In other words, Met Office scientists cannot yet say whether global warming did or did not cause a particular rain storm in a particular place. But the warming -- or climate change -- did cause increased atmospheric moisture, which increases the risk that the rainfall will be more intense.
This is just the beginning. Met Office scientists are doing further research on whether "we are seeing more extremes, more often," and Dame Julia appears to be preparing public opinion for that conclusion. Both Prime Minister David Cameron and Labour leader Ed Miliband are doing the same.
Even more than the open letter, the official report behind it promises the likelihood of game-changing scientific breakthroughs on...
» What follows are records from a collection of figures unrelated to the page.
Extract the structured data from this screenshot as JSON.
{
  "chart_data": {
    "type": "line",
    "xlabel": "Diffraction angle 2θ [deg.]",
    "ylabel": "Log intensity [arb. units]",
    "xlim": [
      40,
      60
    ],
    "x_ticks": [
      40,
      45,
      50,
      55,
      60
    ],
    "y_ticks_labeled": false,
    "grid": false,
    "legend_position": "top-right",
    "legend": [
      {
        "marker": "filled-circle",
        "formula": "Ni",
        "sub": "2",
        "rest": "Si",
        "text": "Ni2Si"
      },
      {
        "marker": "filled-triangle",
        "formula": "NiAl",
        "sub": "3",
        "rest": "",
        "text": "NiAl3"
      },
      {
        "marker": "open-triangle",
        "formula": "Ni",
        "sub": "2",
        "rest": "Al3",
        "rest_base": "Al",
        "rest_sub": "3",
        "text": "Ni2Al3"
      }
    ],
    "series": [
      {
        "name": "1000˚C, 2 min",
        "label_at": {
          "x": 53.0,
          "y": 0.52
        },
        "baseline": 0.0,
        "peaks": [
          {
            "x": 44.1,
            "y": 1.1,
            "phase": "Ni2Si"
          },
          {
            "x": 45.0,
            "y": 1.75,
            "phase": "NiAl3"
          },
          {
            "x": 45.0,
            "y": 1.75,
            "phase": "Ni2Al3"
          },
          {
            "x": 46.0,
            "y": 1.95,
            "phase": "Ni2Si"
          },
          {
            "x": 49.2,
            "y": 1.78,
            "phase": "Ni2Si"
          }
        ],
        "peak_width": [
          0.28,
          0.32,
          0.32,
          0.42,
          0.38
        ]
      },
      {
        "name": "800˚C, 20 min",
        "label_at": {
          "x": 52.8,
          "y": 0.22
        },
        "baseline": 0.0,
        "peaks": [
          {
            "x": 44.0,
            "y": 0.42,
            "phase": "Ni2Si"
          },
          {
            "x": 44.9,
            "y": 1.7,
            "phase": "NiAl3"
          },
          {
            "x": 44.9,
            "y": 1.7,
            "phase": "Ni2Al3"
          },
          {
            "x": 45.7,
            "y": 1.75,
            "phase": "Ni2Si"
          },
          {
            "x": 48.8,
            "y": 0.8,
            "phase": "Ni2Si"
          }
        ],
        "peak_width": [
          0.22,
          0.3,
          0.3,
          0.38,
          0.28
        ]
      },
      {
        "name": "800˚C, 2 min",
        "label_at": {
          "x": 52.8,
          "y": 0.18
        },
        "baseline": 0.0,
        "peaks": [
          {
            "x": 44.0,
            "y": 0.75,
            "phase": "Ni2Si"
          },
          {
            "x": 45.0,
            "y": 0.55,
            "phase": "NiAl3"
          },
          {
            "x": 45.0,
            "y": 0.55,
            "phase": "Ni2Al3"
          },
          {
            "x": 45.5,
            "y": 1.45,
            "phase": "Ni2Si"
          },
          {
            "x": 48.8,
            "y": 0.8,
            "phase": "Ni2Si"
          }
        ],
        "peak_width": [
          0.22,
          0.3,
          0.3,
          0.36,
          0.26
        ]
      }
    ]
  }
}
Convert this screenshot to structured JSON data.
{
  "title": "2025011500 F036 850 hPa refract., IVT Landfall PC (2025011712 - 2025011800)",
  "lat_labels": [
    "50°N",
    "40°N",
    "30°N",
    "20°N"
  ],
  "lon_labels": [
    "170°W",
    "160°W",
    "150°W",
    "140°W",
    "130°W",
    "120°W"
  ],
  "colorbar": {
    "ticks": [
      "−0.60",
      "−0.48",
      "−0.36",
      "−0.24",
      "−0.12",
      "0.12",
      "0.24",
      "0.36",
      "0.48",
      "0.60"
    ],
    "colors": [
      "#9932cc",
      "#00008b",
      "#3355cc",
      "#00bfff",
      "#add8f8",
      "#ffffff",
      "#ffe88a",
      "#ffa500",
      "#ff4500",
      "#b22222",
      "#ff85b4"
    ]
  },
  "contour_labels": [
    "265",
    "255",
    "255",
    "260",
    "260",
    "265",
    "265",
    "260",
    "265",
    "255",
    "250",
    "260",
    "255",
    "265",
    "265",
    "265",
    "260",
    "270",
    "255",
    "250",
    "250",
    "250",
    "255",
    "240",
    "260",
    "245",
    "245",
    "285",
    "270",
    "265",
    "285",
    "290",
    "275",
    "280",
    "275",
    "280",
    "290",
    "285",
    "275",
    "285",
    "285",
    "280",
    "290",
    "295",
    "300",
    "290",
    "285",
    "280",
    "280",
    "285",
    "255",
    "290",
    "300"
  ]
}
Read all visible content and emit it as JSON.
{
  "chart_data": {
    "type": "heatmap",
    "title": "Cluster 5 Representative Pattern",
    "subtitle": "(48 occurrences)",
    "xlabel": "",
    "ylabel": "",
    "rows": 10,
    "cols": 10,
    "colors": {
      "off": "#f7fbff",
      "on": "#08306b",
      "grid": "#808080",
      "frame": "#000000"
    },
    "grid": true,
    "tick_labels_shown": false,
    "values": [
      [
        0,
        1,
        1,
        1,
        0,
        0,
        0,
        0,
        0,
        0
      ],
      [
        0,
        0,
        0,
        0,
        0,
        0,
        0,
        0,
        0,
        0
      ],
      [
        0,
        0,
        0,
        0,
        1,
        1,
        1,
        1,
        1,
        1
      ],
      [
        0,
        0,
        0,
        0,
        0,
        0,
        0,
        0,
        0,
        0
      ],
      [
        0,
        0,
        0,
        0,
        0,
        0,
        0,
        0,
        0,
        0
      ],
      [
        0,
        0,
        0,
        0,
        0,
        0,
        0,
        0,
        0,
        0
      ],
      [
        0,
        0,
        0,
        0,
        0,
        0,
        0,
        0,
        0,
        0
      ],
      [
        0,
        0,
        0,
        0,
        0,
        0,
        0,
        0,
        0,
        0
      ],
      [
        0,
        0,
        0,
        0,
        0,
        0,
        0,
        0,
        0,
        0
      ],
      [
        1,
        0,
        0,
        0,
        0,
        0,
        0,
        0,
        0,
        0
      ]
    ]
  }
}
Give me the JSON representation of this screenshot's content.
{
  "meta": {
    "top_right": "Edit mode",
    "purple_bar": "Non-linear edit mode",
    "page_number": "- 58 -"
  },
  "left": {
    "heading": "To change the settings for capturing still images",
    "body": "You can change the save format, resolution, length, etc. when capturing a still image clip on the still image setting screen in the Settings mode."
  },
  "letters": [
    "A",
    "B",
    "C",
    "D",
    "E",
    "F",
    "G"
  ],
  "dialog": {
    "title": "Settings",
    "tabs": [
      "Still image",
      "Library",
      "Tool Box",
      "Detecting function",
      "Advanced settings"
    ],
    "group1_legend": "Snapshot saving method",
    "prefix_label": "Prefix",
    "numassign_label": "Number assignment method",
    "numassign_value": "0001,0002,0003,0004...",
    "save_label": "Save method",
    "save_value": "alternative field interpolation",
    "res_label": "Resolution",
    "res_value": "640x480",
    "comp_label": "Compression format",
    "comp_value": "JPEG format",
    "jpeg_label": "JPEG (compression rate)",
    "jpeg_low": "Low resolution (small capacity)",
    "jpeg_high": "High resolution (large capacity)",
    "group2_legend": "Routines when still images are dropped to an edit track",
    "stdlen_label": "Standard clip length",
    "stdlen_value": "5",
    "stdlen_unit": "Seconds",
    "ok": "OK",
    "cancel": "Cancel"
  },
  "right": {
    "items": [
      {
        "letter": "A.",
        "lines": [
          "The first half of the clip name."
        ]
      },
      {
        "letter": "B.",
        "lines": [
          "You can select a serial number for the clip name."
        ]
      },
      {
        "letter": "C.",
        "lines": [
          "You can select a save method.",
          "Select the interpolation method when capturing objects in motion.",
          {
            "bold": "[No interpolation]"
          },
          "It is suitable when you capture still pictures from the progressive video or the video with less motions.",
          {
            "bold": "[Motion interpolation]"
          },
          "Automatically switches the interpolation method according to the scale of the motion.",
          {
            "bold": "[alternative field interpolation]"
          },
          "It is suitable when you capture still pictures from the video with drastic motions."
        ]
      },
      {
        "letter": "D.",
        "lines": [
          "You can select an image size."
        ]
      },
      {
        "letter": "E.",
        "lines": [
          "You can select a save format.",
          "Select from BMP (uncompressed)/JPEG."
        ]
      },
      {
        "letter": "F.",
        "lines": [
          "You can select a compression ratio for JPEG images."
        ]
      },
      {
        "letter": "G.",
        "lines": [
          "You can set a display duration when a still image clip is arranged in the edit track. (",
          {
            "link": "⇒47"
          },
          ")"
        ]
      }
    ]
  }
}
- the unusual, though not necessarily unprecedented winter storms and flooding in the UK
- the major perturbations to the Pacific and North Atlantic jets streams, driven in part by persistent rainfall over Indonesia and the tropical West Pacific
- the impact of a very intense polar vortex and exceptional stratospheric wind patterns on the North Atlantic jet stream
On all these, the Met Office scientists and their collaborators are probing "whether climate change contributed to the severity of the weather and its impacts." The ability to do all this has taken years to develop and has built on the work of, among others, Thomas Peterson, Principal Scientist at the National Climatic Data Center of the U.S. National Oceanic and Atmospheric Administration.
For the Met Office, the first step is to detect any change in the frequency of storminess or rainfall events that is more than just natural variability, which is particularly challenging in the UK, with its notoriously volatile weather from place to place and time to time. For all the difficulties, the evidence so far suggests an increase in both frequency and intensity.
Once the scientists have detected changes in weather, the bigger challenge is to see if they can attribute any part of them to man-made increases in greenhouse gases. This requires sophisticated computerized models on which the scientists can simulate what the climate would be with and without those man-made increases. These models have become available only in recent years and will be continuously perfected, which is why the Met Office and its collaborators will now be able to answer questions that their science could not previously even ask.
This could be the scientific breakthrough that environmental activists have needed. The political question is whether we can use it effectively to convince dithering government officials to turn away from the increasing production of greenhouse gases.